Но я не смеялась — я плакала. В открытую. Но как взрослая женщина. Тихо. Нет, не совсем как взрослая. Нужно было дождаться, когда Сомов уйдет, но я не смогла… Дождаться его из армии.
— Яся, не надо… Ну чего ты? Я не хотел тебя обидеть…
Он стоял передо мной на коленях, а я лежала носом у него на плече. Боже ж ты мой… Как же так…
— Я ее ненавижу…
— Катю? — Джек сильнее прижал меня к груди. — Эту пигалицу? Она была рупором. Еще скажи, что она письма у почтового голубя воровала. Ведь явно мой батя дал указание выкидывать и входящие и исходящие.
— Если бы только Генка тогда не уехал…
— Ясь, сама сказала, двадцать лет прошло. Посмотри, какая у тебя семья замечательная… Хотя бы дети… Ну а мужики, мы все козлы… Вон Кира постоянно плачется, что у мужа в телефоне другие бабы…
— А ты ее утешаешь? — не оторвала я носа от его мокрого плеча.
— Мне больше всех надо, что ли? Мне двадцатилетние не нравятся. Я вот лучше с трехлетней цветочек посажу… Если разрешишь. Но я могу уйти, как скажешь…
Я отстранилась, провела ладонью по своему мокрому лицу.
— А кто судачка почистит? И я не могу в таком состоянии одна Алиску встретить… Не уходи.
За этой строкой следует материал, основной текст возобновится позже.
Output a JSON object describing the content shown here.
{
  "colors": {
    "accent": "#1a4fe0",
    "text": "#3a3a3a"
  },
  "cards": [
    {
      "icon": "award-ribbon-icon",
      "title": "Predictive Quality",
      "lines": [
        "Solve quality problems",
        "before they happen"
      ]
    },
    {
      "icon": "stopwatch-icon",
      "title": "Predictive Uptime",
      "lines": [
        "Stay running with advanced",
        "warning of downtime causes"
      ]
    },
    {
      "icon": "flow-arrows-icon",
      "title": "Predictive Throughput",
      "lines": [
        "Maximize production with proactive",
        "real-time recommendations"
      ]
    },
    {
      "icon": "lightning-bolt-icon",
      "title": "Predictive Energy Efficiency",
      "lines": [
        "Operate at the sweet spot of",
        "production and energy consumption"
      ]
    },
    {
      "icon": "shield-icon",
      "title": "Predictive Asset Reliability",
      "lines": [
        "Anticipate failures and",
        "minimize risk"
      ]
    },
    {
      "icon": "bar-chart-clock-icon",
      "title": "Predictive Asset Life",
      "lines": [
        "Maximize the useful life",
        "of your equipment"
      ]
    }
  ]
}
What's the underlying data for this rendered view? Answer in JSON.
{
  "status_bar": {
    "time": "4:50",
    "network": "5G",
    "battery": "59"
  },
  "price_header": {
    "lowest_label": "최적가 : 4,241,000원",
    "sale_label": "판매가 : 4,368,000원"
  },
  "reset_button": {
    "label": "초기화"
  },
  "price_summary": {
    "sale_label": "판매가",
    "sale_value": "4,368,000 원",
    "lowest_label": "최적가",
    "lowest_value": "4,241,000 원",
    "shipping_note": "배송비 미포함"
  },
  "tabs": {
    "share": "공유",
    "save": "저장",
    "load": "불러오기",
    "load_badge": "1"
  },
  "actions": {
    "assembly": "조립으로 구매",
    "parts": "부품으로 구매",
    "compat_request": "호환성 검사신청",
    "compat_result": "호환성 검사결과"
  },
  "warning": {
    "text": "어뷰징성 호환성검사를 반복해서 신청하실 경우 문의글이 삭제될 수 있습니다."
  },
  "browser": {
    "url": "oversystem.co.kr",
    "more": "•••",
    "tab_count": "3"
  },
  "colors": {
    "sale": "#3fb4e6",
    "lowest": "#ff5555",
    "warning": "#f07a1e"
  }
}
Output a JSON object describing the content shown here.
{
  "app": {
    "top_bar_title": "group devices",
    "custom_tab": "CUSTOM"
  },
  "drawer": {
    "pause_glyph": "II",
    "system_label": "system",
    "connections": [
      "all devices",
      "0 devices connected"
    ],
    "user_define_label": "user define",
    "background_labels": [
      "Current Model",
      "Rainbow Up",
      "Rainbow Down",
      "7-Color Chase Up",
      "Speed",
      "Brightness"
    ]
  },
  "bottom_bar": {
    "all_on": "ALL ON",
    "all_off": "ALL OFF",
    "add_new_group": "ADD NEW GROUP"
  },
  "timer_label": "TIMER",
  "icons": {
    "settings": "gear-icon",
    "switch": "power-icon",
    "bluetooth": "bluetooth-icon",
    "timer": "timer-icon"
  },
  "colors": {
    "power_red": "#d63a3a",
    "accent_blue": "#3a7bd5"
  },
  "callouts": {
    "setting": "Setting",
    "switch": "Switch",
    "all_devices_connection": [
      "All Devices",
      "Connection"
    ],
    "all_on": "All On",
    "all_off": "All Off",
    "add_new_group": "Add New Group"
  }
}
И я снова уткнулась ему в плечо — не сдержалась. Слишком долго сдерживалась — двадцать лет. Лучше бы ты козлом оставался, чем вот так… Коза оказалась собственная сестра, ну и мать…
29. Лук
Я бы так и ревела, наверное, если бы на улице не раздался собачий лай. Джек бросил меня и открыл дверь раньше, чем к ней подошёл мой сын.
— Пса угомони! Сестра же спит!
Они задержались на веранде достаточно, чтобы я успела вытащить из ящика луковицу и разрезать пополам. С Джеком только и делать, что шифроваться — судьба такая! Луковая шелуха полетела в раковину. Морда красная — ну как же я так, лицо не удержала… Зачем показала слабинку? Да накрыло и вывернуло душу наизнанку — кто такое выдержит! Он же сам почти что ревел, как пацан! Скупая мужская слеза дороже всех женских — мною пролитых.
— Молоко купи…
Я даже не поняла, что там происходит, пока не увидела Ярослава в окно на дорожке, ведущей к калитке.
— Ну вот… — Джек держал собаку на поводке и, заметив лук, рассмеялся: — Зря тебя спасал, получается…
Под его укоризненным взглядом я чуть не провела луковыми руками по глазам, которые блестели уже от смеха.
— А я думала, что ты для личных целей моего ребёнка спровадил…
— Для себя я бы их вдвоём в магазин отправил. Чем лапы вытираешь собаке?
— Ничем. Спускай с поводка.
И, почувствовав свободу, шнауцер тут же с диким лаем накинулся на гостя. А я накинулась на него: отходила полотенцем, но Берька только уши поджал, но лаять не перестал. Джек вырвал у меня полотенце и поцелуй. Секундный.
— В последний момент успел.
Я тоже за лаем услышала топот маленьких босых ножек.
— Во всяком случае, мне не придётся объяснять ребёнку, почему ты ушёл.
— Я не уходил. Я пары спускал… — услышала я уже на середине лестницы, ловя дочку за руку.
— Ну куда ты намылилась в одних трусах. Ты же девочка! — отчитала я ее.
Я тоже девочка, но сейчас больше похожа на чучело. Однако прихорашиваться некогда и не перед кем. Ну уж точно не после того, как разревелась перед ним белугой. Да и Джек уже схватил нож и чистил в раковине судака. А куда ему деться — шнауцер охранял выход из кухни.
— Берька, пошёл вон!
Но теперь шнауцер набросился с лаем и на меня.
— Вот же зараза!
Я подошла к раковине, чтобы раскрыть пакет для рыбьих ошметок.
— Отдадим голову бездомным котам. Кстати, тебе есть, во что переодеться? — спросила я тихо, но Джек ответил громко:
— Воняю? Так и скажи!
— Так и говорю, — не сдержала я улыбки, не понимая, чему радуюсь.
Но у меня будто кирпич с плеч свалился, хотя… Ничего не поменялось, абсолютно ничего. Джек ведь сказал — двадцать лет прошло, о чем может быть разговор? Возможно, это у меня никто не забыт, ничто не забыто. А у него… Ну, отреставрировал мужское самолюбие. Его не бросили! Он сам… Я сама… Мы оба приняли действительность за ту действительность, которую нам хотели навязать и в итоге навязали. Но ведь двадцать лет — это не одно лето порознь. И дети, у нас есть дети от других… И мы другие, а это так — призраки нас юных по стенкам полетали и столкнулись в поцелуе. Не более того.
— У Ярослава есть футболка новая. Купила на вырост, чтобы в августе с голым пупком не бегал, как девчонка. Я сейчас принесу.